Evet. Konumuza dönelim. Ben bu iki hadis-i şerif arasında, bencileyin, büyük bir kardeşlik görüyorum. ’Kardeşlik’ ne demek? Yani bu cümlelerin birbirlerine bakar yüzleri var. Aynı mübarek ağızdan çıktıklarını düşündürür bir işaretteşlikleri var. Birbirini destekler hakikatlere dokunur parmakları var. ’Kardeşlik’ demekle kastettiğim bu aslında. Ve ben bu kardeşliğin mütebessim yüzünü ’ahlak’ ile ’dindarlık’ arasındaki bağdan yakalayabiliyorum.
Efendim, ahirzamandır, bazı kelimeler diğer bazılarından uzaklarda kalmıştır. Ancak yolun bidayetinde/başlangıçta hukukları hiç de öyle değildir. İşte, bu tür ifadelerden ikisi de ’güzel ahlak sahibi olmak’la ’dindarlık’tır. Evet. ’Dindarlık’ ve ’güzel ahlaklılık’ İslam’ın ilk insanlığa bahşolduğu zamanlarda birbirlerinin gereği, parçası veya ayrılmazıdır. Ancak daha sonraki dönemlerde, belki bir tür şekilcilikle, aralarındaki mesafe açılmıştır. Sanmayın ki bu mesafe kitabî olarak açılmıştır. Hayır. Asla. Katiyyen. İslamî metinlerin tamamı bu kardeşliğin kuvvetini hatırlatarak hayatımıza girer.

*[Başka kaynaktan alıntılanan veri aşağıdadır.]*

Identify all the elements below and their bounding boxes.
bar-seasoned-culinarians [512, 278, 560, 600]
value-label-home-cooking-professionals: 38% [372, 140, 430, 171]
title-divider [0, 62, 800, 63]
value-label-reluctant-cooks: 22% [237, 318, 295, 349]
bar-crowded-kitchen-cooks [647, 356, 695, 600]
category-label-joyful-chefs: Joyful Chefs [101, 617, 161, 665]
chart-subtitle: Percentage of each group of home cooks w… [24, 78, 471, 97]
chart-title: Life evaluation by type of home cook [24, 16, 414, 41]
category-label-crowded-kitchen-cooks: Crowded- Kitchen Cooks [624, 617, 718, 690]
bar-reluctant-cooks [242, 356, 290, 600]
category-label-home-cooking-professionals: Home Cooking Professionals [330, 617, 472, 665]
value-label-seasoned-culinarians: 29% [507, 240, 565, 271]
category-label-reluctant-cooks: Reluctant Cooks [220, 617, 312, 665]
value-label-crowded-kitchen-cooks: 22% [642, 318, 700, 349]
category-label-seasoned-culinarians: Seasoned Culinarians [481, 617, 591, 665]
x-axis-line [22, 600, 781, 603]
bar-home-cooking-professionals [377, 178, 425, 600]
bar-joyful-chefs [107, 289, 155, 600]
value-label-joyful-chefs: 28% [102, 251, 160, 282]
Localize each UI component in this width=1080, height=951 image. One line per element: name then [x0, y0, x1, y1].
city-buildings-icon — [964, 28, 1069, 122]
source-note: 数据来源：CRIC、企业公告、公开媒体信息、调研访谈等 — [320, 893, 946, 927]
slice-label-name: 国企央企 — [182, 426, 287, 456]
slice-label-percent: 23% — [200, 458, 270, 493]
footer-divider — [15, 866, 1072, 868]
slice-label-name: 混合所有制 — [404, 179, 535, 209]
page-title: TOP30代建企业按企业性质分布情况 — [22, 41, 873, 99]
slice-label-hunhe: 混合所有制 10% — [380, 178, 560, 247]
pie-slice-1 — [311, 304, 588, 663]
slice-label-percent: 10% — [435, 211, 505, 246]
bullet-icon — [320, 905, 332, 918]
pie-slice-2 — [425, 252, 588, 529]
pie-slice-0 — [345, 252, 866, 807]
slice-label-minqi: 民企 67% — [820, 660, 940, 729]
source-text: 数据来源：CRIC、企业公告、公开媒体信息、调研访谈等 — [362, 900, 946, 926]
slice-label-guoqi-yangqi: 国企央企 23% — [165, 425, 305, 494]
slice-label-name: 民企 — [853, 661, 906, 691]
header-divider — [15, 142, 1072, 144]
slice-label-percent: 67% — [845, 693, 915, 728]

Ancak ’ilim sahibi olmak’ ile ’ahlak sahibi olmak’ arasındaki nüans, yani ’bilmek’ ve ’yaşamak’ arasındaki farklılık, hatta yaşayamayanın yalnız bilmekle tatmin oluşu, İmam-ı Gazalî’nin (r.a.) Bidayetü’l-Hidaye’de kendisinden çokça şekva ettiği üzere ’amel’ ile ’ilmin’ arasındaki mesafeyi açmıştır. Halbuki amel edilmeyen ilmin kıymeti yoktur. İlmin hakiki meyvesi tekrar tekrar zikri değil amelidir. Cenab-ı Hak bize öylelerden olmayı nasip eylesin. Âmin.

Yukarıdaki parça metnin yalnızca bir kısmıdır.